Absract: We will discuss how transport maps, i.e., deterministic couplings between probability measures, can enable useful new approaches to Bayesian computation. A first use involves a combination of optimal transport and Metropolis correction; here, we use continuous transportation to transform typical MCMC proposals into adapted non-Gaussian proposals, both local and global. Second, we discuss a variational approach to Bayesian inference that constructs a deterministic transport map from a reference distribution to the posterior, without resorting to MCMC. Independent and unweighted posterior samples can then be obtained by pushing forward reference samples through the map. Making either approach efficient in high dimensions, however, requires identifying and exploiting low-dimensional structure. We present new results relating sparsity of transport maps to the conditional independence structure of the target distribution, and discuss how this structure can be revealed through the analysis of certain average derivative functionals. A connection between transport maps and graphical models yields many useful algorithms for efficient ordering and decomposition---here, generalized to the continuous and non-Gaussian setting. The resulting inference algorithms involve either the direct identification of sparse maps or the composition of low-dimensional maps and rotations. We demonstrate our approaches on Bayesian inference problems arising in spatial statistics and in partial differential equations. This is joint work with Matthew Parno and Alessio Spantini. - Speaker:
**Shuyang (Ray) Bai, Department of Mathematics and Statistics, Boston University , Thursday 3 December 2015**

Title: Self-normalized resampling for time series

Absract: The inference procedures for the mean of a stationary time series are usually quite different depending on the strength of the dependence as well as the heavy tailedness of the model. In this talk, combining the ideas of resampling and self-normalization, we introduce a unified procedure which is valid under various different model assumptions. The procedure avoids estimation of any nuisance parameter, and requires only the choice of one bandwidth. Simulation examples will be given to illustrate its performance. The asymptotic theory will also be introduced.
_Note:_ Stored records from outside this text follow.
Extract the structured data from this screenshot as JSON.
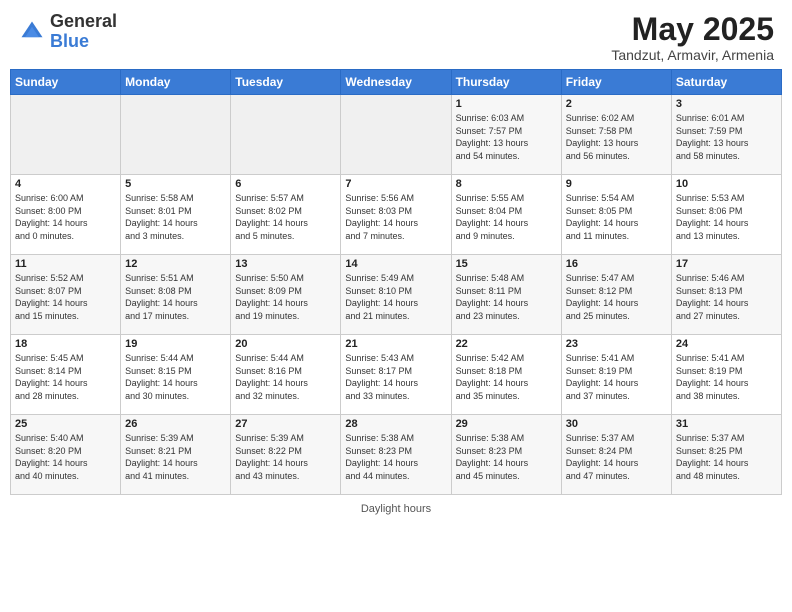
{
  "header": {
    "logo_line1": "General",
    "logo_line2": "Blue",
    "title": "May 2025",
    "subtitle": "Tandzut, Armavir, Armenia"
  },
  "calendar": {
    "weekdays": [
      "Sunday",
      "Monday",
      "Tuesday",
      "Wednesday",
      "Thursday",
      "Friday",
      "Saturday"
    ],
    "weeks": [
      [
        {
          "day": "",
          "info": ""
        },
        {
          "day": "",
          "info": ""
        },
        {
          "day": "",
          "info": ""
        },
        {
          "day": "",
          "info": ""
        },
        {
          "day": "1",
          "info": "Sunrise: 6:03 AM\nSunset: 7:57 PM\nDaylight: 13 hours\nand 54 minutes."
        },
        {
          "day": "2",
          "info": "Sunrise: 6:02 AM\nSunset: 7:58 PM\nDaylight: 13 hours\nand 56 minutes."
        },
        {
          "day": "3",
          "info": "Sunrise: 6:01 AM\nSunset: 7:59 PM\nDaylight: 13 hours\nand 58 minutes."
        }
      ],
      [
        {
          "day": "4",
          "info": "Sunrise: 6:00 AM\nSunset: 8:00 PM\nDaylight: 14 hours\nand 0 minutes."
        },
        {
          "day": "5",
          "info": "Sunrise: 5:58 AM\nSunset: 8:01 PM\nDaylight: 14 hours\nand 3 minutes."
        },
        {
          "day": "6",
          "info": "Sunrise: 5:57 AM\nSunset: 8:02 PM\nDaylight: 14 hours\nand 5 minutes."
        },
        {
          "day": "7",
          "info": "Sunrise: 5:56 AM\nSunset: 8:03 PM\nDaylight: 14 hours\nand 7 minutes."
        },
        {
          "day": "8",
          "info": "Sunrise: 5:55 AM\nSunset: 8:04 PM\nDaylight: 14 hours\nand 9 minutes."
        },
        {
          "day": "9",
          "info": "Sunrise: 5:54 AM\nSunset: 8:05 PM\nDaylight: 14 hours\nand 11 minutes."
        },
        {
          "day": "10",
          "info": "Sunrise: 5:53 AM\nSunset: 8:06 PM\nDaylight: 14 hours\nand 13 minutes."
        }
      ],
      [
        {
          "day": "11",
          "info": "Sunrise: 5:52 AM\nSunset: 8:07 PM\nDaylight: 14 hours\nand 15 minutes."
        },
        {
          "day": "12",
          "info": "Sunrise: 5:51 AM\nSunset: 8:08 PM\nDaylight: 14 hours\nand 17 minutes."
        },
        {
          "day": "13",
          "info": "Sunrise: 5:50 AM\nSunset: 8:09 PM\nDaylight: 14 hours\nand 19 minutes."
        },
        {
          "day": "14",
          "info": "Sunrise: 5:49 AM\nSunset: 8:10 PM\nDaylight: 14 hours\nand 21 minutes."
        },
        {
          "day": "15",
          "info": "Sunrise: 5:48 AM\nSunset: 8:11 PM\nDaylight: 14 hours\nand 23 minutes."
        },
        {
          "day": "16",
          "info": "Sunrise: 5:47 AM\nSunset: 8:12 PM\nDaylight: 14 hours\nand 25 minutes."
        },
        {
          "day": "17",
          "info": "Sunrise: 5:46 AM\nSunset: 8:13 PM\nDaylight: 14 hours\nand 27 minutes."
        }
      ],
      [
        {
          "day": "18",
          "info": "Sunrise: 5:45 AM\nSunset: 8:14 PM\nDaylight: 14 hours\nand 28 minutes."
        },
        {
          "day": "19",
          "info": "Sunrise: 5:44 AM\nSunset: 8:15 PM\nDaylight: 14 hours\nand 30 minutes."
        },
        {
          "day": "20",
          "info": "Sunrise: 5:44 AM\nSunset: 8:16 PM\nDaylight: 14 hours\nand 32 minutes."
        },
        {
          "day": "21",
          "info": "Sunrise: 5:43 AM\nSunset: 8:17 PM\nDaylight: 14 hours\nand 33 minutes."
        },
        {
          "day": "22",
          "info": "Sunrise: 5:42 AM\nSunset: 8:18 PM\nDaylight: 14 hours\nand 35 minutes."
        },
        {
          "day": "23",
          "info": "Sunrise: 5:41 AM\nSunset: 8:19 PM\nDaylight: 14 hours\nand 37 minutes."
        },
        {
          "day": "24",
          "info": "Sunrise: 5:41 AM\nSunset: 8:19 PM\nDaylight: 14 hours\nand 38 minutes."
        }
      ],
      [
        {
          "day": "25",
          "info": "Sunrise: 5:40 AM\nSunset: 8:20 PM\nDaylight: 14 hours\nand 40 minutes."
        },
        {
          "day": "26",
          "info": "Sunrise: 5:39 AM\nSunset: 8:21 PM\nDaylight: 14 hours\nand 41 minutes."
        },
        {
          "day": "27",
          "info": "Sunrise: 5:39 AM\nSunset: 8:22 PM\nDaylight: 14 hours\nand 43 minutes."
        },
        {
          "day": "28",
          "info": "Sunrise: 5:38 AM\nSunset: 8:23 PM\nDaylight: 14 hours\nand 44 minutes."
        },
        {
          "day": "29",
          "info": "Sunrise: 5:38 AM\nSunset: 8:23 PM\nDaylight: 14 hours\nand 45 minutes."
        },
        {
          "day": "30",
          "info": "Sunrise: 5:37 AM\nSunset: 8:24 PM\nDaylight: 14 hours\nand 47 minutes."
        },
        {
          "day": "31",
          "info": "Sunrise: 5:37 AM\nSunset: 8:25 PM\nDaylight: 14 hours\nand 48 minutes."
        }
      ]
    ]
  },
  "footer": {
    "note": "Daylight hours"
  }
}
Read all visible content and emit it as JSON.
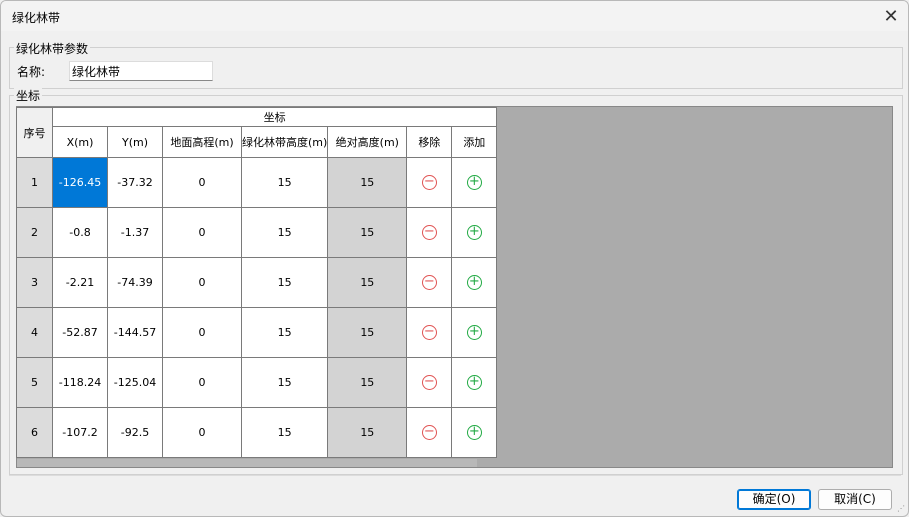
{
  "window": {
    "title": "绿化林带"
  },
  "params": {
    "group_label": "绿化林带参数",
    "name_label": "名称:",
    "name_value": "绿化林带"
  },
  "coords": {
    "group_label": "坐标",
    "header_group": "坐标",
    "columns": {
      "index": "序号",
      "x": "X(m)",
      "y": "Y(m)",
      "ground": "地面高程(m)",
      "belt_height": "绿化林带高度(m)",
      "abs_height": "绝对高度(m)",
      "remove": "移除",
      "add": "添加"
    },
    "rows": [
      {
        "index": "1",
        "x": "-126.45",
        "y": "-37.32",
        "ground": "0",
        "belt_height": "15",
        "abs_height": "15"
      },
      {
        "index": "2",
        "x": "-0.8",
        "y": "-1.37",
        "ground": "0",
        "belt_height": "15",
        "abs_height": "15"
      },
      {
        "index": "3",
        "x": "-2.21",
        "y": "-74.39",
        "ground": "0",
        "belt_height": "15",
        "abs_height": "15"
      },
      {
        "index": "4",
        "x": "-52.87",
        "y": "-144.57",
        "ground": "0",
        "belt_height": "15",
        "abs_height": "15"
      },
      {
        "index": "5",
        "x": "-118.24",
        "y": "-125.04",
        "ground": "0",
        "belt_height": "15",
        "abs_height": "15"
      },
      {
        "index": "6",
        "x": "-107.2",
        "y": "-92.5",
        "ground": "0",
        "belt_height": "15",
        "abs_height": "15"
      }
    ]
  },
  "icons": {
    "remove": "minus-circle-icon",
    "add": "plus-circle-icon",
    "close": "close-icon"
  },
  "colors": {
    "selection": "#0078d7",
    "remove": "#e05353",
    "add": "#22aa44",
    "grid_background": "#ababab"
  },
  "buttons": {
    "ok": "确定(O)",
    "cancel": "取消(C)"
  }
}
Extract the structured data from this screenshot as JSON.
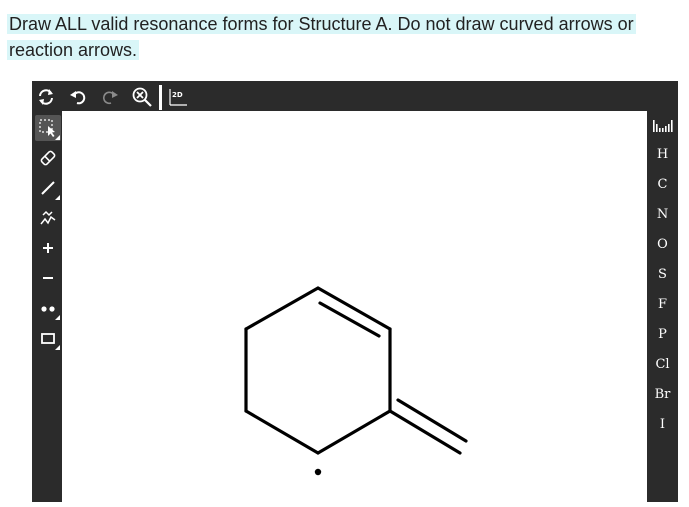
{
  "question": {
    "text": "Draw ALL valid resonance forms for Structure A. Do not draw curved arrows or reaction arrows."
  },
  "toolbar": {
    "tools": [
      "refresh-icon",
      "undo-icon",
      "redo-icon",
      "zoom-clear-icon",
      "layout-2d-icon"
    ],
    "layout_label": "2D"
  },
  "left_tools": [
    "select",
    "erase",
    "bond",
    "chain",
    "charge-plus",
    "charge-minus",
    "radical",
    "shape"
  ],
  "elements": [
    "H",
    "C",
    "N",
    "O",
    "S",
    "F",
    "P",
    "Cl",
    "Br",
    "I"
  ],
  "colors": {
    "highlight": "#d9f6f8",
    "editor_frame": "#2b2b2b"
  }
}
This is a joint work with Murad S. Taqqu and Ting Zhang. - Speaker:
**Vidhu Prasad – University of Massachusetts Lowell , Thursday 10 December 2015**

Title: Towers, Codes and Approximate Conjugacy

Absract: Consider the following question about an irrational rotation $T$ of the unit circle and a mixing Markov chain: is there a partition of the circle (indexed by the state space of the MC) so that the itinerary process given by $T$ and the partition has the distribution of the given Markov Chain? Furthermore, this will be true for any aperiodic measure preserving transformation (not just irrational rotation): the existence of “tower structures” for any $T$ is equivalent to the coding property above (the existence of a partition which is moved like the MC by $T$) and the latter property is equivalent to an “almost conjugacy” property for $T$. The “tower property” is generalization of one of the truly basic results in ergodic theory: (Kakutani) -Rokhlin’s Lemma.